HAZLETON, Pa. — Kevin Lowen and Brett Wilson know a thing or two about bonds. They met in fourth grade, became good friends in high school, and even enrolled together at Penn State Hazleton. So, it was only fitting that bonds would be the focus of research the first-year students recently presented at a national chemistry conference in California.
The pair attended the American Chemical Society's spring 2022 conference in San Diego with Assistant Professor of Chemistry Dan Patel, where they presented a poster on the halogen bonding research they conducted under Patel’s guidance.
Lowen and Wilson, from Jonestown in Lebanon County, said opportunities to conduct research and receive individualized attention from faculty members like Patel were among the reasons they chose Penn State Hazleton.
An added bonus was getting to experience both at such an early stage of their college careers.
“During my first year, I expected to just take classes with not much thought beyond that,” said Wilson, a chemistry major. “But having research opportunities and experiencing the togetherness of the campus — I’ve made friends, I have a group that I study with, and I know the professors more personally — it’s so much more than I ever expected. I think it’s a big testament to Penn State and Penn State Hazleton itself.”
Lowen, a microbiology major, added, “My experiences have been above and beyond my expectations. I thought I'd have to work hard to get my professors to notice me but here it was natural. They want us to succeed right away.”
Not only were Lowen and Wilson enthusiastic about conducting and presenting their research, but they also understood the impact the experience could have on their professional growth, Patel said.
“Attending conferences like the American Chemical Society conference allows students like Kevin and Brett to learn the kind of skills that will help them as they move further in their careers,” Patel said. “They can see what others in their field are doing and formulate new questions to ask about their own research in order to become better scientists.”
In addition to presenting their research, titled “Halogen Bonding in Photochromic Naphthoquinone Based Diarylethenes,” Lowen and Wilson sat in on various discussions and seminars led by chemistry experts from around the world.
“Chemistry is a massive field,” Wilson said. “Being able to look around and talk to different people from different areas helped me start to figure out where I think I’m going to belong. I have more direction now going forward.”
“We were learning techniques that we probably wouldn’t have learned for another few semesters anywhere else.”
—Brett Wilson , first-year Penn State Hazleton student
Wilson said that after hearing about the research opportunities available to first- and second-year students during an open house, he pitched Penn State Hazleton to Lowen. The pair are graduates of Northern Lebanon High School, where they worked together on experiments in their chemistry and biology courses. That familiarity working side-by-side in the lab has carried over to Penn State Hazleton, they said.
“I know the things I’m good at and [Lowen] knows the things he’s good at,” Wilson said. “Our skill sets mesh really well.”
Their research was made even more effective thanks to guidance from Patel every step of the way, they said.
"If he knew we were about to do something particularly complicated, he would give us an explanation and walk us through it beforehand,” Lowen said.

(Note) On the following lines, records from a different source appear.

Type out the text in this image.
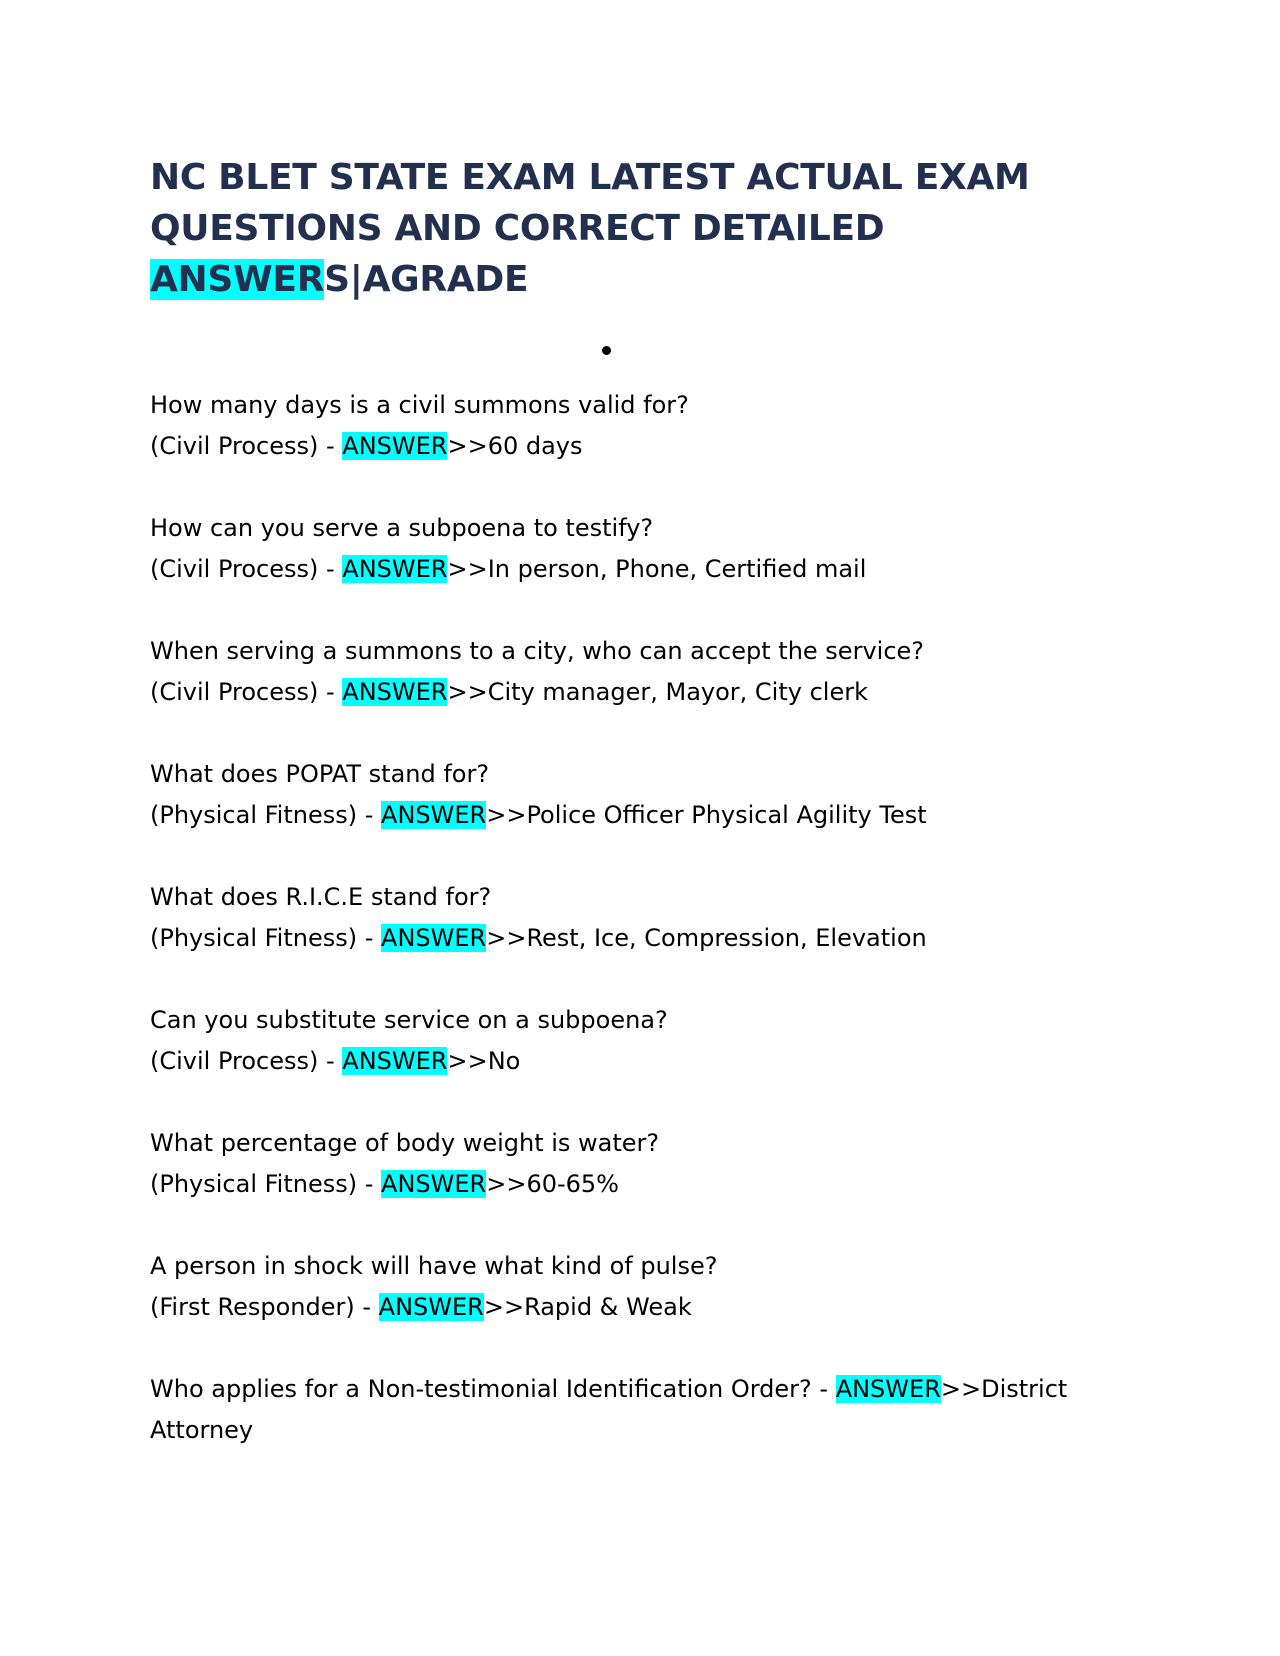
NC BLET STATE EXAM LATEST ACTUAL EXAM
QUESTIONS AND CORRECT DETAILED
ANSWERS|AGRADE
How many days is a civil summons valid for?
(Civil Process) - ANSWER>>60 days
How can you serve a subpoena to testify?
(Civil Process) - ANSWER>>In person, Phone, Certified mail
When serving a summons to a city, who can accept the service?
(Civil Process) - ANSWER>>City manager, Mayor, City clerk
What does POPAT stand for?
(Physical Fitness) - ANSWER>>Police Officer Physical Agility Test
What does R.I.C.E stand for?
(Physical Fitness) - ANSWER>>Rest, Ice, Compression, Elevation
Can you substitute service on a subpoena?
(Civil Process) - ANSWER>>No
What percentage of body weight is water?
(Physical Fitness) - ANSWER>>60-65%
A person in shock will have what kind of pulse?
(First Responder) - ANSWER>>Rapid & Weak
Who applies for a Non-testimonial Identification Order? - ANSWER>>District
Attorney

Wilson added, “We were learning techniques that we probably wouldn’t have learned for another few semesters anywhere else.”
Elizabeth J. Wright, Penn State Hazleton director of academic affairs and associate dean for academic affairs, Commonwealth Campuses, said the research opportunities available on campus have helped students gain admission to graduate and medical schools, obtain recognition at regional and national research conferences, and continue their work at other institutions.
“Penn State Hazleton takes great pride in its long-standing history of faculty and students working side-by-side on undergraduate research,” Wright said. “We encourage students to take advantage of these opportunities to collaborate with faculty members who are dedicated to sharing their experiences and expertise with them.”
Similarly, Lowen and Wilson said their experiences in just their first year on campus have already opened doors to other exciting opportunities.
This summer, Wilson will take part in an undergraduate research program through the University of Buffalo, while Lowen will conduct research on an invasive species of catfish with Assistant Professor of Biology Megan Schall.
They encouraged other students to get involved early in their college careers, too.
“If you want to do something on campus, you have all the resources and support to act on it,” Lowen said. “Just go for it.”
Both students plan to transition to University Park after their second year at Penn State Hazleton, pursue graduate studies and, eventually, earn their doctoral degrees.